National African American Gun Association
- Founded: February 28, 2015; 11 years ago
- Membership: 45,000+
- Founder: Philip Smith
- Vice President: Douglas Jefferson
- Website: naaga.co

= National African American Gun Association =

Firearm education organization

The National African American Gun Association (NAAGA) is an organization that promotes gun rights among African-Americans in the United States. It has over 45,000 members, more than 75 chapters in the United States, and has grown significantly in reaction to Black deaths. The organization was founded by Phillip Smith in 2015.

==History==
Philip Smith founded NAAGA in February 2015 in honor of Black History Month. His goal was to educate African-Americans on gun usage and ownership. Organizers say NAAGA is a civil rights organization "that aims to build community and promote self-protection". Smith founded NAAGA in response to discrimination against Black gun owners.

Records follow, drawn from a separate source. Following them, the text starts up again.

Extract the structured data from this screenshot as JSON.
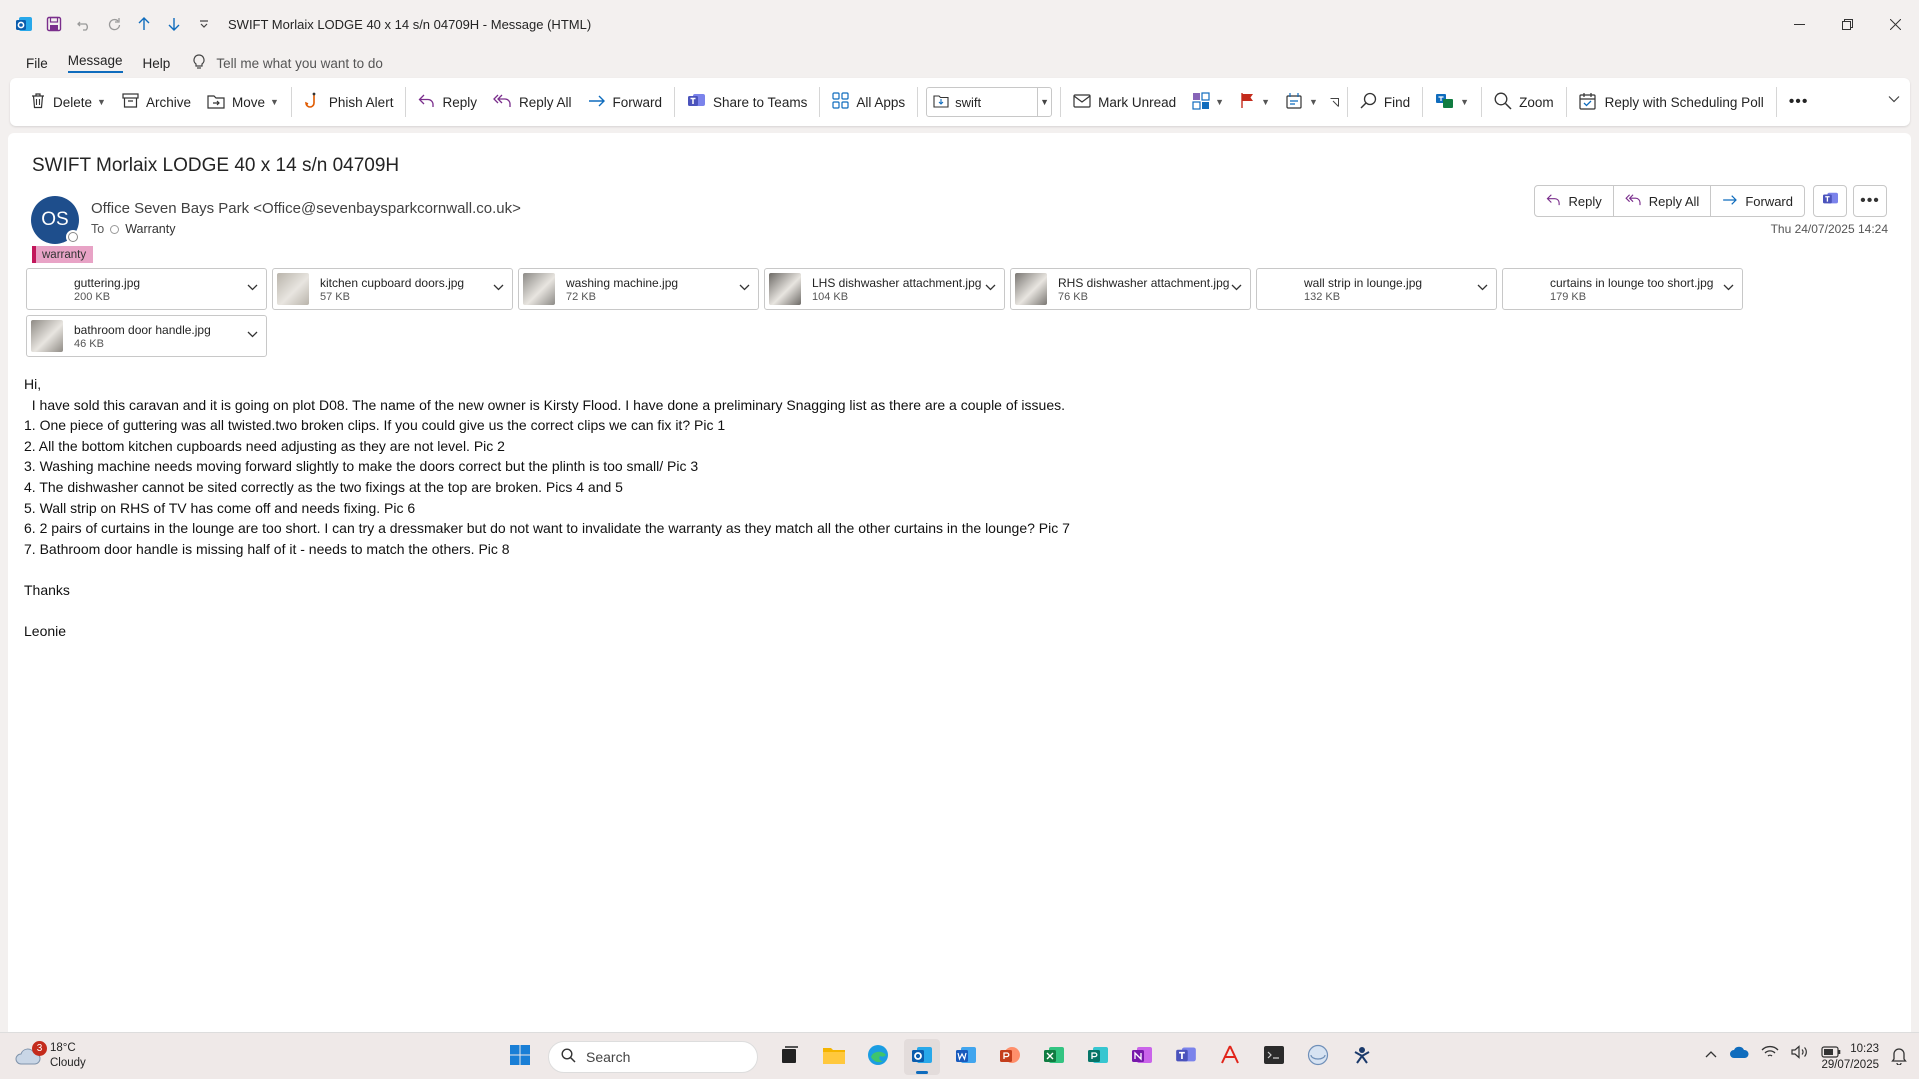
{
  "window": {
    "title": "SWIFT Morlaix LODGE 40 x 14 s/n 04709H  -  Message (HTML)"
  },
  "menu": {
    "file": "File",
    "message": "Message",
    "help": "Help",
    "tellme": "Tell me what you want to do"
  },
  "ribbon": {
    "delete": "Delete",
    "archive": "Archive",
    "move": "Move",
    "phish_alert": "Phish Alert",
    "reply": "Reply",
    "reply_all": "Reply All",
    "forward": "Forward",
    "share_teams": "Share to Teams",
    "all_apps": "All Apps",
    "quick_step": "swift",
    "mark_unread": "Mark Unread",
    "find": "Find",
    "zoom": "Zoom",
    "scheduling_poll": "Reply with Scheduling Poll"
  },
  "message": {
    "subject": "SWIFT Morlaix LODGE 40 x 14 s/n 04709H",
    "avatar_initials": "OS",
    "sender": "Office Seven Bays Park <Office@sevenbaysparkcornwall.co.uk>",
    "to_label": "To",
    "recipient": "Warranty",
    "category": "warranty",
    "date": "Thu 24/07/2025 14:24",
    "actions": {
      "reply": "Reply",
      "reply_all": "Reply All",
      "forward": "Forward"
    }
  },
  "attachments": [
    {
      "name": "guttering.jpg",
      "size": "200 KB",
      "thumb": "none"
    },
    {
      "name": "kitchen cupboard doors.jpg",
      "size": "57 KB",
      "thumb": "#b9b4ab"
    },
    {
      "name": "washing machine.jpg",
      "size": "72 KB",
      "thumb": "#8c8a86"
    },
    {
      "name": "LHS dishwasher attachment.jpg",
      "size": "104 KB",
      "thumb": "#6d6a66"
    },
    {
      "name": "RHS dishwasher attachment.jpg",
      "size": "76 KB",
      "thumb": "#7a7773"
    },
    {
      "name": "wall strip in lounge.jpg",
      "size": "132 KB",
      "thumb": "none"
    },
    {
      "name": "curtains in lounge too short.jpg",
      "size": "179 KB",
      "thumb": "none"
    },
    {
      "name": "bathroom door handle.jpg",
      "size": "46 KB",
      "thumb": "#8f8b85"
    }
  ],
  "body": {
    "greeting": "Hi,",
    "intro": "  I have sold this caravan and it is going on plot D08. The name of the new owner is Kirsty Flood. I have done a preliminary Snagging list as there are a couple of issues.",
    "items": [
      "1. One piece of guttering was all twisted.two broken clips. If you could give us the correct clips we can fix it? Pic 1",
      "2. All the bottom kitchen cupboards need adjusting as they are not level. Pic 2",
      "3. Washing machine needs moving forward slightly to make the doors correct but the plinth is too small/ Pic 3",
      "4. The dishwasher cannot be sited correctly as the two fixings at the top are broken. Pics 4 and 5",
      "5. Wall strip on RHS of TV has come off and needs fixing. Pic 6",
      "6. 2 pairs of curtains in the lounge are too short. I can try a dressmaker but do not want to invalidate the warranty as they match all the other curtains in the lounge? Pic 7",
      "7. Bathroom door handle is missing half of it - needs to match the others. Pic 8"
    ],
    "thanks": "Thanks",
    "signature": "Leonie"
  },
  "taskbar": {
    "weather_badge": "3",
    "temperature": "18°C",
    "condition": "Cloudy",
    "search": "Search",
    "time": "10:23",
    "date": "29/07/2025"
  },
  "colors": {
    "accent": "#0f6cbd",
    "avatar": "#1e4e8c",
    "category": "#e8a3c6"
  }
}
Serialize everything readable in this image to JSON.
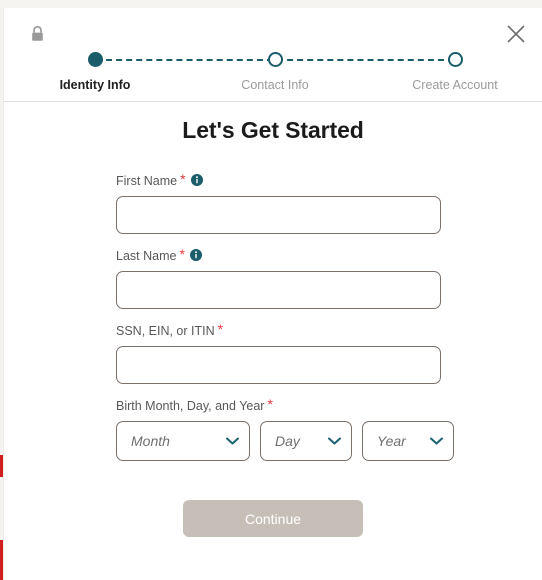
{
  "window": {
    "lock_icon": "lock-icon",
    "close_icon": "close-icon"
  },
  "stepper": {
    "steps": [
      {
        "label": "Identity Info",
        "state": "current"
      },
      {
        "label": "Contact Info",
        "state": "upcoming"
      },
      {
        "label": "Create Account",
        "state": "upcoming"
      }
    ],
    "accent_color": "#1b5c6b"
  },
  "main": {
    "title": "Let's Get Started",
    "required_marker": "*",
    "info_icon": "info-icon",
    "fields": [
      {
        "label": "First Name",
        "required": true,
        "has_info": true,
        "value": "",
        "placeholder": ""
      },
      {
        "label": "Last Name",
        "required": true,
        "has_info": true,
        "value": "",
        "placeholder": ""
      },
      {
        "label": "SSN, EIN, or ITIN",
        "required": true,
        "has_info": false,
        "value": "",
        "placeholder": ""
      }
    ],
    "birthdate": {
      "label": "Birth Month, Day, and Year",
      "required": true,
      "selects": [
        {
          "name": "month",
          "value": "Month"
        },
        {
          "name": "day",
          "value": "Day"
        },
        {
          "name": "year",
          "value": "Year"
        }
      ],
      "chevron_icon": "chevron-down-icon"
    },
    "submit": {
      "label": "Continue",
      "enabled": false,
      "disabled_color": "#c6bfb8"
    }
  },
  "colors": {
    "accent": "#1b5c6b",
    "required": "#e8373b",
    "field_border": "#7b716b",
    "page_background": "#f6f4f0",
    "edge_mark": "#cf1f1f"
  }
}
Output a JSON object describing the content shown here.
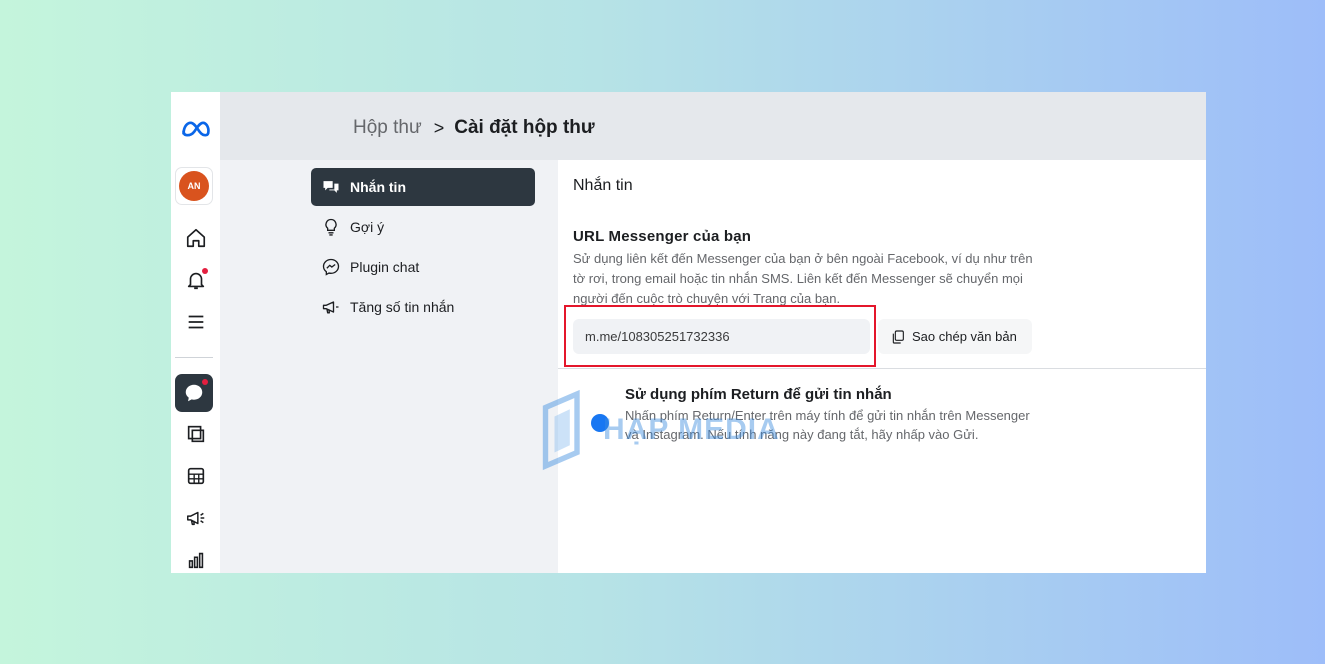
{
  "breadcrumb": {
    "parent": "Hộp thư",
    "separator": ">",
    "current": "Cài đặt hộp thư"
  },
  "rail": {
    "avatar_text": "AN",
    "icons": [
      "meta-logo-icon",
      "home-icon",
      "bell-icon",
      "menu-icon",
      "chat-icon",
      "pages-icon",
      "table-icon",
      "megaphone-icon",
      "bar-chart-icon"
    ]
  },
  "submenu": [
    {
      "label": "Nhắn tin",
      "icon": "chat-bubbles-icon",
      "active": true
    },
    {
      "label": "Gợi ý",
      "icon": "lightbulb-icon",
      "active": false
    },
    {
      "label": "Plugin chat",
      "icon": "messenger-icon",
      "active": false
    },
    {
      "label": "Tăng số tin nhắn",
      "icon": "megaphone-icon",
      "active": false
    }
  ],
  "panel": {
    "title": "Nhắn tin",
    "url_section": {
      "title": "URL Messenger của bạn",
      "description": "Sử dụng liên kết đến Messenger của bạn ở bên ngoài Facebook, ví dụ như trên tờ rơi, trong email hoặc tin nhắn SMS. Liên kết đến Messenger sẽ chuyển mọi người đến cuộc trò chuyện với Trang của bạn.",
      "url_value": "m.me/108305251732336",
      "copy_label": "Sao chép văn bản"
    },
    "return_section": {
      "title": "Sử dụng phím Return để gửi tin nhắn",
      "description": "Nhấn phím Return/Enter trên máy tính để gửi tin nhắn trên Messenger và Instagram. Nếu tính năng này đang tắt, hãy nhấp vào Gửi."
    }
  },
  "watermark": "HẠP MEDIA",
  "colors": {
    "highlight": "#e4162b",
    "accent": "#1877f2",
    "active_bg": "#2d3740"
  }
}
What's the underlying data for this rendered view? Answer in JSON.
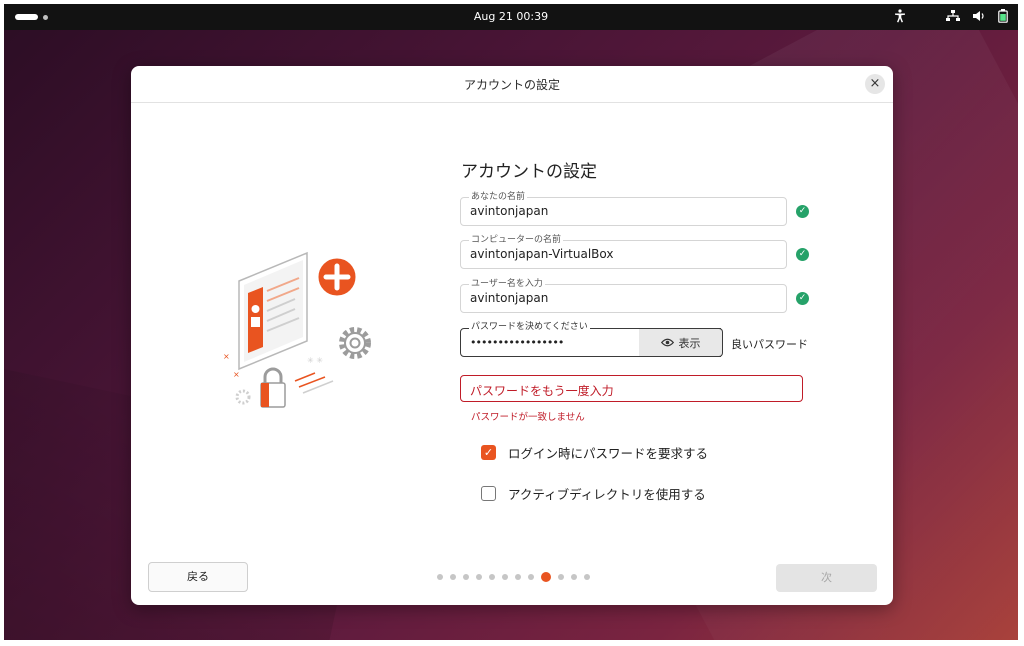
{
  "topbar": {
    "clock": "Aug 21  00:39",
    "icons": [
      "activities-pill",
      "workspace-dot",
      "accessibility-icon",
      "network-icon",
      "volume-icon",
      "battery-icon"
    ]
  },
  "dialog": {
    "title": "アカウントの設定",
    "close_icon": "×"
  },
  "form": {
    "heading": "アカウントの設定",
    "name": {
      "label": "あなたの名前",
      "value": "avintonjapan"
    },
    "computer": {
      "label": "コンピューターの名前",
      "value": "avintonjapan-VirtualBox"
    },
    "username": {
      "label": "ユーザー名を入力",
      "value": "avintonjapan"
    },
    "password": {
      "label": "パスワードを決めてください",
      "value": "•••••••••••••••••",
      "show_label": "表示",
      "strength": "良いパスワード"
    },
    "confirm": {
      "placeholder": "パスワードをもう一度入力",
      "error": "パスワードが一致しません"
    },
    "options": [
      {
        "label": "ログイン時にパスワードを要求する",
        "checked": true
      },
      {
        "label": "アクティブディレクトリを使用する",
        "checked": false
      }
    ]
  },
  "nav": {
    "back": "戻る",
    "next": "次",
    "step_total": 12,
    "step_current": 9
  },
  "colors": {
    "accent": "#e95420",
    "success": "#26a269",
    "error": "#c01c28"
  }
}
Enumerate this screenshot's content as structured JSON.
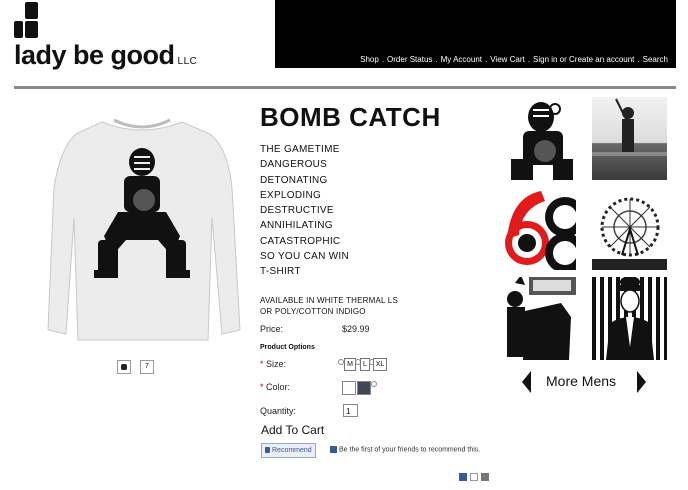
{
  "brand": {
    "name": "lady be good",
    "suffix": "LLC"
  },
  "nav": {
    "items": [
      "Shop",
      "Order Status",
      "My Account",
      "View Cart",
      "Sign in or Create an account",
      "Search"
    ],
    "separator": "."
  },
  "product": {
    "title": "BOMB CATCH",
    "description_lines": [
      "THE GAMETIME",
      "DANGEROUS",
      "DETONATING",
      "EXPLODING",
      "DESTRUCTIVE",
      "ANNIHILATING",
      "CATASTROPHIC",
      "SO YOU CAN WIN",
      "T-SHIRT"
    ],
    "availability_lines": [
      "AVAILABLE IN WHITE THERMAL LS",
      "OR POLY/COTTON INDIGO"
    ],
    "price_label": "Price:",
    "price": "$29.99",
    "options_heading": "Product Options",
    "size_label": "Size:",
    "sizes": [
      "M",
      "L",
      "XL"
    ],
    "color_label": "Color:",
    "colors": [
      "#ffffff",
      "#3f4852"
    ],
    "quantity_label": "Quantity:",
    "quantity_value": "1",
    "add_to_cart": "Add To Cart",
    "required_mark": "*"
  },
  "social": {
    "recommend_label": "Recommend",
    "recommend_text": "Be the first of your friends to recommend this."
  },
  "thumbnails": {
    "second_label": "7"
  },
  "more": {
    "label": "More Mens"
  },
  "colors": {
    "topbar": "#000000",
    "rule": "#8a8a8a",
    "required": "#cc0000",
    "facebook": "#3b5998"
  }
}
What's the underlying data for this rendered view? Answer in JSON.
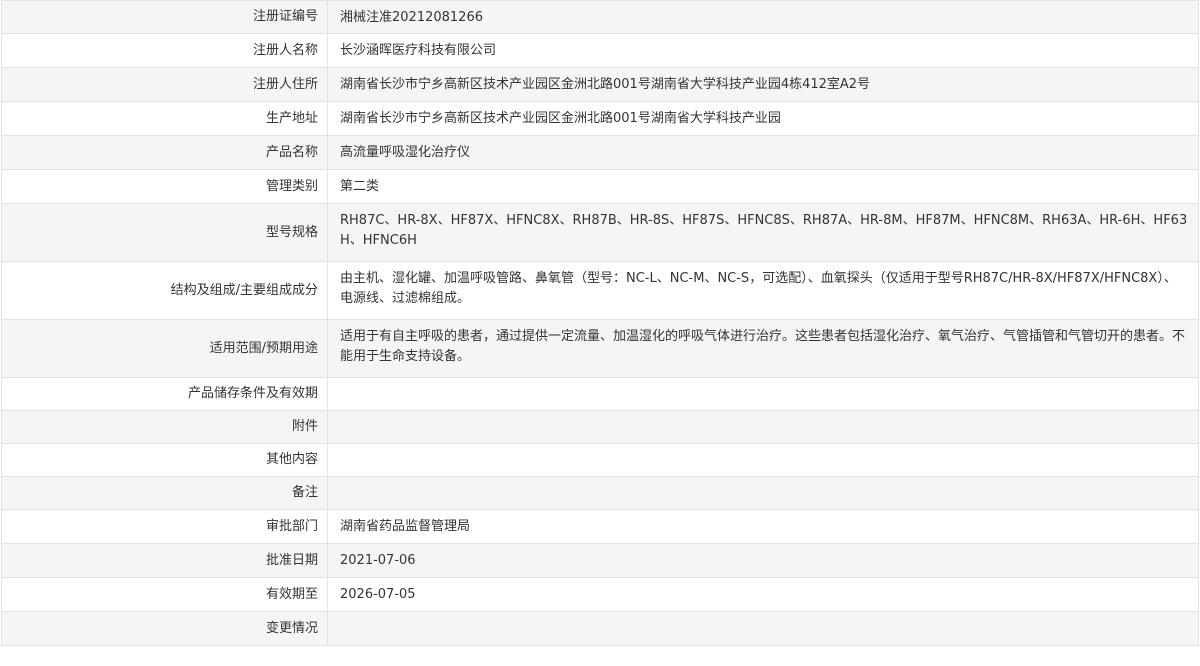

From 2015 to 2020, the organization has grown to over 45,000 members, with 75 chapters, and is expected to open 25 more within the coming year. Membership first spiked when Donald Trump was elected president. Smith attributed part of the growth to "a political climate where people with racist views feel emboldened to talk about and act on those views".

Eric Sanders, the vice president for the Kansas City, Missouri, chapter, said "we have a large group that's coming into the organization, and 60–70% are women now."

NAAGA condemned the shooting of Philando Castile.